Again, rcu_dereference_protected(..., 1).

> +       if (wfilter)
> +               kfree_rcu(wfilter, rcu);
> +       kfree(wqueue->pages);
> +       put_cred(wqueue->cred);
> +       put_watch_queue(wqueue);
> +       return 0;
> +}
> +
> +#ifdef DEBUG_WITH_WRITE
> +static ssize_t watch_queue_write(struct file *file,
> +                                const char __user *_buf, size_t len, loff_t *pos)
> +{
> +       struct watch_notification *n;
> +       struct watch_queue *wqueue = file->private_data;
> +       ssize_t ret;
> +
> +       if (!wqueue->buffer)
> +               return -ENOBUFS;
> +
> +       if (len & ~WATCH_INFO_LENGTH || len == 0 || !_buf)
> +               return -EINVAL;
> +
> +       n = memdup_user(_buf, len);
> +       if (IS_ERR(n))
> +               return PTR_ERR(n);
> +
> +       ret = -EINVAL;
> +       if ((n->info & WATCH_INFO_LENGTH) != len)
> +               goto error;
> +       n->info &= (WATCH_INFO_LENGTH | WATCH_INFO_TYPE_FLAGS | WATCH_INFO_ID);

Should the non-atomic modification of n->info (and perhaps also the
following uses of ->debug) be protected by some lock?
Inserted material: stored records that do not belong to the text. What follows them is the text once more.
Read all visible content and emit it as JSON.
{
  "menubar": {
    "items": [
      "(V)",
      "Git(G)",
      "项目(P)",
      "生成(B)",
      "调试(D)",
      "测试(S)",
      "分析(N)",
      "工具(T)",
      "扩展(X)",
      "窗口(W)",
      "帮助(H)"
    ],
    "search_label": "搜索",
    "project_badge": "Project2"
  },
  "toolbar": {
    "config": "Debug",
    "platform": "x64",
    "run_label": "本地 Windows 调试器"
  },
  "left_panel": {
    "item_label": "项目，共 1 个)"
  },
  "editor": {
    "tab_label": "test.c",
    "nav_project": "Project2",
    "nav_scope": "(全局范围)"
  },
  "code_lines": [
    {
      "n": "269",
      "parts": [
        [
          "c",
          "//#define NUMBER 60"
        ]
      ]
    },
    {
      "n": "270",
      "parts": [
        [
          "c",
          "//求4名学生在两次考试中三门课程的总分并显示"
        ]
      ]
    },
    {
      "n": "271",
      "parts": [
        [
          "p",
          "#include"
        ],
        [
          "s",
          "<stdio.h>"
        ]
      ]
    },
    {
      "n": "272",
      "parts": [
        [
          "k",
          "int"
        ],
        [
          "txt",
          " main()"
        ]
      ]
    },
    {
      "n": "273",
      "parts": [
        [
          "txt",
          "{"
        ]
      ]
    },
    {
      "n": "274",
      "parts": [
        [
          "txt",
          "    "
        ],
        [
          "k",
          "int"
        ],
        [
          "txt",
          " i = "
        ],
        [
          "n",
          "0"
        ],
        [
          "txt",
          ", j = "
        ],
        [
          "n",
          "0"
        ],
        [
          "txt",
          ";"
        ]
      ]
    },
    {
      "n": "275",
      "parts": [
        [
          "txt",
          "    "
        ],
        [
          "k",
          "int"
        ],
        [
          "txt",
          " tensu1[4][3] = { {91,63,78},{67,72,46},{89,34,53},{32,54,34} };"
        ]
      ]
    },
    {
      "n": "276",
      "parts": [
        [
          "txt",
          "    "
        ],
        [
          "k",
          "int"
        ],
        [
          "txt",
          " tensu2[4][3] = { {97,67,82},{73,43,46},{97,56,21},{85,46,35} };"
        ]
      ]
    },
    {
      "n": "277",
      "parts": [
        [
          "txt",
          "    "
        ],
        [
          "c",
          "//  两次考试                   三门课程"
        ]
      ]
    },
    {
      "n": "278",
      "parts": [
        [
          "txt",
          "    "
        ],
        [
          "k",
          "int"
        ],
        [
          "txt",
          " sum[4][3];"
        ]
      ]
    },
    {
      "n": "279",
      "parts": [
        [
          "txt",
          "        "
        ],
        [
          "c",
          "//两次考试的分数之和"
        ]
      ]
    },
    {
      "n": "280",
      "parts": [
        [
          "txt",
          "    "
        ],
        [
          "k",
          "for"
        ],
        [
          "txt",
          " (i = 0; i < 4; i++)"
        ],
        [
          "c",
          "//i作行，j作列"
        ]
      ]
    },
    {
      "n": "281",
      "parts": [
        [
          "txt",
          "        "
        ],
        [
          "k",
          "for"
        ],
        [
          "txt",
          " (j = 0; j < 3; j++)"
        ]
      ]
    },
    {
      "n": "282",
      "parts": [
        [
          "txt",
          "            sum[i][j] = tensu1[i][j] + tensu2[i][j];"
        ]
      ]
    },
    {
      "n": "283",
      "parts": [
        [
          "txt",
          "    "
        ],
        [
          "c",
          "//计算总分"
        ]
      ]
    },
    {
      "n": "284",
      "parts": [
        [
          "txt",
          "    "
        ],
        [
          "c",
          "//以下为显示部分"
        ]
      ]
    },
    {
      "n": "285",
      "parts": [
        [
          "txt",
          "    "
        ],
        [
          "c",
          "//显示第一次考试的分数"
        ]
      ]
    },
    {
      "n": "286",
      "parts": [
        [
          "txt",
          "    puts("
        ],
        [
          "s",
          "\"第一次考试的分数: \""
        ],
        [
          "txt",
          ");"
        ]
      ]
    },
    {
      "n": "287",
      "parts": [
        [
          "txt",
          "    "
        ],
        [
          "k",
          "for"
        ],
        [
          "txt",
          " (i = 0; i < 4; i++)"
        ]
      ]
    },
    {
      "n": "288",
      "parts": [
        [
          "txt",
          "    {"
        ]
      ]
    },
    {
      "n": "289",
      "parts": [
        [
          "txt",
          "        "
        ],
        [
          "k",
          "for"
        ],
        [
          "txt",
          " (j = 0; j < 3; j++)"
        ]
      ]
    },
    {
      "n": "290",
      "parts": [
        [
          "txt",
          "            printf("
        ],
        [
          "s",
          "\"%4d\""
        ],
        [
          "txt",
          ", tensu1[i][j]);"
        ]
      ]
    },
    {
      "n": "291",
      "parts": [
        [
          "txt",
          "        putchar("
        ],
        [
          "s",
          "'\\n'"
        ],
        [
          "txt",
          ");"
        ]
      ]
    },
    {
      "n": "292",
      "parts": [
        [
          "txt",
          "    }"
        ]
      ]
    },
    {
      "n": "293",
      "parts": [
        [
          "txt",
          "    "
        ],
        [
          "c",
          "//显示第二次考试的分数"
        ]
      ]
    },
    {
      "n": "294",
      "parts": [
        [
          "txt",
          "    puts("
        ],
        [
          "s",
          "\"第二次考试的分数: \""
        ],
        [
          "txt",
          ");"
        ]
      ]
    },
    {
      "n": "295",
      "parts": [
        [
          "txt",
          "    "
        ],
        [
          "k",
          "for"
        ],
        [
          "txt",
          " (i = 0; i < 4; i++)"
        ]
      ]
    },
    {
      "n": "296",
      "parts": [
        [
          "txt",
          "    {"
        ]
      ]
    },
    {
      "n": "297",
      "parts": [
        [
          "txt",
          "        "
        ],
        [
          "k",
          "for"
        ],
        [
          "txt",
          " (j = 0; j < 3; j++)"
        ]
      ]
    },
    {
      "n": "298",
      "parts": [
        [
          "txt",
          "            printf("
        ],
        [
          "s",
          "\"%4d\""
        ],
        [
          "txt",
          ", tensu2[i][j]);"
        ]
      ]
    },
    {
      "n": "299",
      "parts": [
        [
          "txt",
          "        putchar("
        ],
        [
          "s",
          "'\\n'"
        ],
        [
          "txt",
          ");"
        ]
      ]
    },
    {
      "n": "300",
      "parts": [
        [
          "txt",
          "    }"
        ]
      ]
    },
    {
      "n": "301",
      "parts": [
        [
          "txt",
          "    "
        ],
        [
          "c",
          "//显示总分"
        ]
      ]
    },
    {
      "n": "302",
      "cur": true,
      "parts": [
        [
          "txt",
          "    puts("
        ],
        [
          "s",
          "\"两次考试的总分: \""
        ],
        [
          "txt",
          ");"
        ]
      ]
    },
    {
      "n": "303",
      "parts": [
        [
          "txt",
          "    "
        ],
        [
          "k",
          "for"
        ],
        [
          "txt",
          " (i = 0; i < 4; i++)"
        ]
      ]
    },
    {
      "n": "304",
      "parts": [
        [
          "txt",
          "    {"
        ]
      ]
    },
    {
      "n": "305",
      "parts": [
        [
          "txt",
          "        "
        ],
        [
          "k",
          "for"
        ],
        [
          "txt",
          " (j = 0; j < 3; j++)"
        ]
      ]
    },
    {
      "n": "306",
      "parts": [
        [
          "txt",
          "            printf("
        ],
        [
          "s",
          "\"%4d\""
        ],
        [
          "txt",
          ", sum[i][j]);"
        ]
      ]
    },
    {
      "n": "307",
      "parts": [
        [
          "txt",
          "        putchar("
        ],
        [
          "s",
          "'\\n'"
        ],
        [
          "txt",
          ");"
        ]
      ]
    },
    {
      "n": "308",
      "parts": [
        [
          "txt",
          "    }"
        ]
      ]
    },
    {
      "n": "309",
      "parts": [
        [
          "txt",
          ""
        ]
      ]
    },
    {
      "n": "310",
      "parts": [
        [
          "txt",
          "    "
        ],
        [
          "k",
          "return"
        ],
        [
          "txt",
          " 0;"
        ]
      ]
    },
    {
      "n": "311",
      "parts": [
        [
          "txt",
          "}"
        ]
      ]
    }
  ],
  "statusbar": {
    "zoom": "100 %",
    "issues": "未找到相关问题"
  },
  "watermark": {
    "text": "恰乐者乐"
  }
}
> +       if (post_one_notification(wqueue, n, file->f_cred))
> +               wqueue->debug = 0;
> +       else
> +               wqueue->debug++;
> +       ret = len;
> +       if (wqueue->debug > 20)
> +               ret = -EIO;
> +
> +error:
> +       kfree(n);
> +       return ret;
> +}
> +#endif
[...]
> +#define IOC_WATCH_QUEUE_SET_SIZE       _IO('s', 0x01)  /* Set the size in pages */
> +#define IOC_WATCH_QUEUE_SET_FILTER     _IO('s', 0x02)  /* Set the filter */

Should these ioctl numbers be registered in
Documentation/ioctl/ioctl-number.txt?